Today, “Austino” has two children of his own, and Gianpaolo is an artist. Their mother, the professor, is the same as always: vivid, compelling. I suppose I’m the same too, interrupting her, overeagerly, and peppering her with questions.

Also having the same old arguments. There are rules governing where you put the stress in a word, says Maria Rosaria. “No, there aren’t!” I protest. “There are so many ‘exceptions,’ these are hardly rules! It’s always a guessing game, where you put the darn stress. Might as well be studying Chinese characters!”

She smiles at me, indulgently, as always.

The other day, in private conversation, I asked her, “Have you never tired of teaching us illiterates and semi-literates, year after year? Telling us where to put the stress, word after word? Starting from scratch, with ‘Mi chiamo whoever’?” No, she has never tired of it. She is a born teacher, and a born evangelist for Italian, Italian literature, and Italian civilization. After she retires, she will continue to teach, as she is already planning.

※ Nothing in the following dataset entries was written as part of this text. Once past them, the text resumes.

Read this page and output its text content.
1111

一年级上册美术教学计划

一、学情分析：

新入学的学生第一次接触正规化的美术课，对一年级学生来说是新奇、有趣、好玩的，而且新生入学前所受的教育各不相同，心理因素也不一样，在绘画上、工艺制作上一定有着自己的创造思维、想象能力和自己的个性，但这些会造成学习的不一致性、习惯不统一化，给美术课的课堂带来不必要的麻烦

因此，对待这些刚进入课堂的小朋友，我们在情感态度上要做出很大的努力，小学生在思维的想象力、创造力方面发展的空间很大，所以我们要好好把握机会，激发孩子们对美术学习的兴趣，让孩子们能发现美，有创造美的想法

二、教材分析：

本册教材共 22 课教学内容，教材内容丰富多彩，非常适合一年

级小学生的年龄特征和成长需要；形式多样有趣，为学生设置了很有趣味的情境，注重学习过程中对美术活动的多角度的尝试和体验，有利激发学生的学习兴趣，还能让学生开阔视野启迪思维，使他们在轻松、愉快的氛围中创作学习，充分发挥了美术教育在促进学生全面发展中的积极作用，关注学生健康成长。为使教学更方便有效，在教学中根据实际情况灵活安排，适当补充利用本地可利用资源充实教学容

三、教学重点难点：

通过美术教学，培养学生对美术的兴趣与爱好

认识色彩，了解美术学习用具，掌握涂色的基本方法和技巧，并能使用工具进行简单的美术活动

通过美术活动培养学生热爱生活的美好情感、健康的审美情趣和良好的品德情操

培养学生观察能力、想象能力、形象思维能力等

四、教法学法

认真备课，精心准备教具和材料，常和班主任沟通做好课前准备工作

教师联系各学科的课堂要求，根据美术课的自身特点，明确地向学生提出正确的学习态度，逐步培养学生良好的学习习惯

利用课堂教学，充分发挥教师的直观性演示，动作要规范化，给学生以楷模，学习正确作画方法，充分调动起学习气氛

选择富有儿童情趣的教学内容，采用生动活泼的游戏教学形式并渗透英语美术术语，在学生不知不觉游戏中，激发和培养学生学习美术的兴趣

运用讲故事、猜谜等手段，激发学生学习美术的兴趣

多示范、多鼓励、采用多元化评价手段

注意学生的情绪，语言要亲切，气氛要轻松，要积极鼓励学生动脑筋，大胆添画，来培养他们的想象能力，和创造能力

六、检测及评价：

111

I would not have written this little piece of mine without the permission of the two professors. Barbara, I wasn’t entirely sure about. She is a very private person. I wrote her a letter — an email — asking for her blessing. Let me compose a little valentine to you, I said, a little tribute. To my relief, she answered, “Who isn’t delighted to receive a valentine?”

Maria Rosaria’s answer, I will translate — being much better from Italian to English than the other way around: “It would be an honor, though I don’t think I deserve so much attention. After all, I’m just doing what I love to do more than anything.”

There is nothing good about the pandemic, and Zoom education is problematic, I know. But I must say, to be taught by these professors I had as a freshman, almost 40 years ago, is a gift from the blue.